Thermal state of the Roer Valley Graben, part of the European Cenozoic Rift System

We performed a detailed analysis of the thermal state of the Cenozoic Roer Valley Graben, the north–western branch of the European Cenozoic Rift System, based on a new set of temperature data. We developed a numerical technique for correcting bottom hole temperatures, including an evaluation of the uncertainty of thermal parameters. Comparison with drill stem test temperatures indicated that the uncertainty in corrected bottom hole temperatures using a two‐component numerical model is approximately ± 4 °C, which is much more accurate than the up to 15 °C errors encountered in often‐used line‐source or Horner correction methods.
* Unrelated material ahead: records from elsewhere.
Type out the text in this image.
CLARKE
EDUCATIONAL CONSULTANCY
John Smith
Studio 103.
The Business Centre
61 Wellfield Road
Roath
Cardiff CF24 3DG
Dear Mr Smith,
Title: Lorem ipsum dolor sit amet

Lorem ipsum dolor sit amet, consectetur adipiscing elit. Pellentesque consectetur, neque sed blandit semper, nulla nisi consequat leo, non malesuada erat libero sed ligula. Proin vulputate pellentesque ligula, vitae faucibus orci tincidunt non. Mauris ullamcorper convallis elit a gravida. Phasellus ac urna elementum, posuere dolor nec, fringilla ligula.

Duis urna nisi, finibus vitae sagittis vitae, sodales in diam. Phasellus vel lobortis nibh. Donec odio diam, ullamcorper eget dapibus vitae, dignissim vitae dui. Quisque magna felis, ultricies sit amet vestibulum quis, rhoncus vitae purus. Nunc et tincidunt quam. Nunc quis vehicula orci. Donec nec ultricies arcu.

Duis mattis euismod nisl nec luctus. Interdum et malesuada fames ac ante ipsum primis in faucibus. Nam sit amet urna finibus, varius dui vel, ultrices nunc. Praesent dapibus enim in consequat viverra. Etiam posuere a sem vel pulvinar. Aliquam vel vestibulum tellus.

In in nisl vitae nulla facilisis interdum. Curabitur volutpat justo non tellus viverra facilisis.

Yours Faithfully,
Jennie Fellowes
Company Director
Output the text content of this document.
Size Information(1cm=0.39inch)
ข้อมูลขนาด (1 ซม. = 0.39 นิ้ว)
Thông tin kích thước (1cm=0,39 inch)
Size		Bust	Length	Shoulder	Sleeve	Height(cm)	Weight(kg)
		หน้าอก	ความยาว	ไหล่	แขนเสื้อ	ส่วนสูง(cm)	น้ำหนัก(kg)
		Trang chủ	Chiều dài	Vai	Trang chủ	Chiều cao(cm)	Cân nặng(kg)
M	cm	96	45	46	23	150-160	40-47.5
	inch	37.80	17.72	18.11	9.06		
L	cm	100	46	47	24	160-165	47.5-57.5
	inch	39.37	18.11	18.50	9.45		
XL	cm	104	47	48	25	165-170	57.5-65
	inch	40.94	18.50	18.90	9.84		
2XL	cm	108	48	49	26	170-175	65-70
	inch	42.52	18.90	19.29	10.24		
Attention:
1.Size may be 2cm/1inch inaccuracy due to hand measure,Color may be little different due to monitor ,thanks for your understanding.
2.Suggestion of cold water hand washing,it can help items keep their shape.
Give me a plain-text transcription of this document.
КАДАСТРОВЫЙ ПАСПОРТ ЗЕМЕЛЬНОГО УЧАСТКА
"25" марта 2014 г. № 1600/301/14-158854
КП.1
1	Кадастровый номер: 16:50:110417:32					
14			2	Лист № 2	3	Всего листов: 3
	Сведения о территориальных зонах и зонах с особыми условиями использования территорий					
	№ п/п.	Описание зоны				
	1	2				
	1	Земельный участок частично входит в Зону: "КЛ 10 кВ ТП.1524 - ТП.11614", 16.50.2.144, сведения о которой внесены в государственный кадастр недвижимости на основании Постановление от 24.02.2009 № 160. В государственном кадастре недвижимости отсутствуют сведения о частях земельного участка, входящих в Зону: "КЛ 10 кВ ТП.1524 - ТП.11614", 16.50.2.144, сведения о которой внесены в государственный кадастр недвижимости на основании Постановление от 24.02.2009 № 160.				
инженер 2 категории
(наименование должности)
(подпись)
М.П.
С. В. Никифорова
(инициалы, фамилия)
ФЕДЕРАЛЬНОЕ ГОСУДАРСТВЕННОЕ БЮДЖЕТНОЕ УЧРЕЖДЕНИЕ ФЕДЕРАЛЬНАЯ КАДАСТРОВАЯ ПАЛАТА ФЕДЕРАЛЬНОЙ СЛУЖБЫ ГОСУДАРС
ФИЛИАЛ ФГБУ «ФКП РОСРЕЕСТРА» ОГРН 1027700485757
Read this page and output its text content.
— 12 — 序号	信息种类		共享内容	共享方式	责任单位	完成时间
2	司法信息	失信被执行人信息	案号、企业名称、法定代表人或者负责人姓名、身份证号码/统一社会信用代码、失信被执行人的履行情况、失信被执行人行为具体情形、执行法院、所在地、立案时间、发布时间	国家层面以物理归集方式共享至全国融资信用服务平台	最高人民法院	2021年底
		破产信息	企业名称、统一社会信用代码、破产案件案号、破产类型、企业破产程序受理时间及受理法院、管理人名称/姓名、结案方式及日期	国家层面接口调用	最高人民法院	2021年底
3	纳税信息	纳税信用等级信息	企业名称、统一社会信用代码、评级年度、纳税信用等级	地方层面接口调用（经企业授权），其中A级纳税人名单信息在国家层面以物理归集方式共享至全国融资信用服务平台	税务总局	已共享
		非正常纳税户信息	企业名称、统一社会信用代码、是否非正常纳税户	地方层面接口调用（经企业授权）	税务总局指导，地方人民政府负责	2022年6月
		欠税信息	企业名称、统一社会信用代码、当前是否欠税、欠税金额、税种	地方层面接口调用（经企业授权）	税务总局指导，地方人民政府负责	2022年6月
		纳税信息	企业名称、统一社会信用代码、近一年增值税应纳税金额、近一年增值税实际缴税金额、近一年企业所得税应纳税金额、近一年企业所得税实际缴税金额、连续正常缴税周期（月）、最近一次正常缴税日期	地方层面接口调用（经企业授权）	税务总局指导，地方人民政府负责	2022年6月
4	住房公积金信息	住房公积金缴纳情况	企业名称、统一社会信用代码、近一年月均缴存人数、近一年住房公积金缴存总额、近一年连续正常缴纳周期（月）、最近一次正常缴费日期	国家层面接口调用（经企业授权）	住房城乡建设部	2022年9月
The subsurface temperatures and the derived regional heat flow estimates of 53 ± 6 to 63 ± 6 mW m −2 show no significant difference between the central rift and the adjacent structural highs. The absence of an elevated heat flow is attributed to the low amount of lithospheric thinning during the Cenozoic rifting phase (β=1.06–1.15). A local thermal anomaly exceeding +10 °C was found in five wells in the north–western part of the rift basin at depths of 1000–1500 m, and is most likely caused by the upward flow of fluids along faults, whereas lower temperatures in the upper 1500 m in the southern part of the rift basin could indicate cooling by topography‐driven groundwater flow. Conflicting ideas exist on the active or passive rifting mechanisms responsible for the formation of the different rift basins of European Cenozoic Rift System. The low spatial variation in heat flow found in this study suggests that the mechanism responsible for forming the Roer Valley Graben is passive rifting.